Ogni volta che si parla di Mondiali e di Nazionale italiana si tira fuori la solita parola: blasone. Quattro stelle sul petto, una storia gloriosa, una tradizione di campioni. Tutto vero. Ma oggi una domanda brucia più di tutte: con la squadra attuale, quel blasone è ancora rappresentato?
Perché se basta definire grandi giocatori elementi come Bastoni, Dimarco, Frattesi o Politano, Locatelli, Di Lorenzo (solo per citaren alcuni dei calciatori che fanno parte della selezione azzurra in questo momento. ma è chiaro che il riferimento si estende anche a tutti gli altri) allora significa che ci stiamo raccontando una favola. E una favola non basterà certo per evitare l’ennesima figuraccia mondiale.
L'Italia sembra aver accettato l’idea che calciatori “buoni” possano essere spacciati per fuoriclasse solo perché non esistono alternative migliori.
Questo non è un momento di crescita: è un momento di rassegnazione.
Quando Bastoni viene definito pilastro assoluto, Dimarco viene elevato al rango di top mondiale, Frattesi diventa simbolo del centrocampo moderno e Politano viene considerato un esterno di livello internazionale, significa che l’asticella si è abbassata in modo imbarazzante.
La realtà è semplice: questa squadra è tecnicamente mediocre. Non ci sono leader tecnici, non ci sono giocatori realmente capaci di cambiare una partita da soli, non c’è nessuno che in un Mondiale possa creare la differenza tra tornare a casa e alzare una coppa.
Eppure, per proteggere un sistema fragile, si continua a ripetere che i giocatori sono “forti”, “affidabili”, “in crescita”. Peccato che ogni volta quando c'è un confronto con nazionali di un certo livello questa narrazione evapora.
La maglia non si vince per osmosi. Il blasone non serve se non è accompagnato da talento, personalità, fame.
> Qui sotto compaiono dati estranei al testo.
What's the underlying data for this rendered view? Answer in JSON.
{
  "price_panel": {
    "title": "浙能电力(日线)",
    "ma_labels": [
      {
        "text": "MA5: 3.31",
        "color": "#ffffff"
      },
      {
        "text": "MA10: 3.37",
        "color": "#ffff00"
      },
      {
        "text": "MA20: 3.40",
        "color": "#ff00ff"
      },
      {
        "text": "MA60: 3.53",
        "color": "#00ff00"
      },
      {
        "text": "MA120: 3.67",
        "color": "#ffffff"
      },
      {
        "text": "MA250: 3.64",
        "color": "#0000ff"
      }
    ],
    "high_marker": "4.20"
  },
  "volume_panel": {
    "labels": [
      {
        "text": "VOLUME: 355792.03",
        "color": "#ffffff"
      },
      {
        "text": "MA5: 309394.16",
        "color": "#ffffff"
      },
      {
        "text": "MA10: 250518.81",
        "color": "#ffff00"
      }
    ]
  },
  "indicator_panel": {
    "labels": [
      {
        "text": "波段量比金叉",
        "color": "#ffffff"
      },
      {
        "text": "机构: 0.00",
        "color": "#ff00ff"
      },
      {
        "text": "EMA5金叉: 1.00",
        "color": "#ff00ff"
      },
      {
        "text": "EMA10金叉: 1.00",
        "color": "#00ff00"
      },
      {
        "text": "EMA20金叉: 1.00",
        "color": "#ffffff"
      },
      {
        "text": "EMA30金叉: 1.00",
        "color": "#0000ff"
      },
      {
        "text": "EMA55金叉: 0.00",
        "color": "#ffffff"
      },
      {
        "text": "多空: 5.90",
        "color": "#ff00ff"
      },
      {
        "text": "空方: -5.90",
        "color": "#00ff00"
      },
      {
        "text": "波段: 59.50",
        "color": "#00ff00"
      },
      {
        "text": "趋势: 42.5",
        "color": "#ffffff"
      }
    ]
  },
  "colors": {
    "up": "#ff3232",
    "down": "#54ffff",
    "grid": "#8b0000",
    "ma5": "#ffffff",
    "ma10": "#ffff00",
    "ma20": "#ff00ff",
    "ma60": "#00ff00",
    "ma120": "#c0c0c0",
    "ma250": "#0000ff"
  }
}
E oggi l’Italia vive più di ricordi che di presente. Le notti magiche della truppa di Azeglio Vicini, la spedizione americana dei ragazzi di Sacchi, la vittoria mondiale sotto la guida di Lippi e prima ancora le altre affermazioni con Bearzot e Pozzo CT unitamente a quella recente di Mancini all'Europeo stanno finendo nella vetrina dei cimeli, mentre il campo oggi e da qualche anno a questa parte racconta una storia diversa: quella di una Nazionale che si accontenta di raccogliere quello che le resta da una coltivazione di risorse sterile.
I vivai delle squadre di Club sono zeppi di stranieri e la ricerca dei talenti si basa solo ed esclusivamente su stazza fisica e potenza, non più sul talento cristallino, sulla tecnica e sulle genialate di ragazzi che seppur bassi di altezza possono portare qualità.
Baggio così come Zola (tanto per fare un esempio pratico) non erano possenti e nemmeno detenevano un fisico robusto tanto meno potente eppure nella storia della nostra nazionale hanno lasciato il segno.
Con un gruppo così sopravvalutato, il vero rischio è partecipare solo per evitare polemiche, per “esserci”, per obbligo morale. Ma il Mondiale non perdona:
Se l’Italia pensa che basti la grinta per colmare il divario tecnico con squadre che schierano fuoriclasse veri, allora non ha capito la lezione degli ultimi dieci anni.
Se l’Italia vuole risollevarsi, deve avere il coraggio di dirlo a voce alta: i giocatori attuali non bastano. Serve di meglio. Serve di più. E soprattutto:
L’Italia ai Mondiali è un diritto solo sulla carta. Nel calcio moderno si partecipa perché si merita, non perché si ha storia.
E oggi la realtà è brutale: con questa squadra dai valori tecnici così mediocri, il blasone non basta più.
Fino a quando continueremo a chiamare campioni giocatori che altrove sarebbero semplici comprimari, l’Italia non tornerà mai grande. E questa è la verità che nessuno vuole ammettere.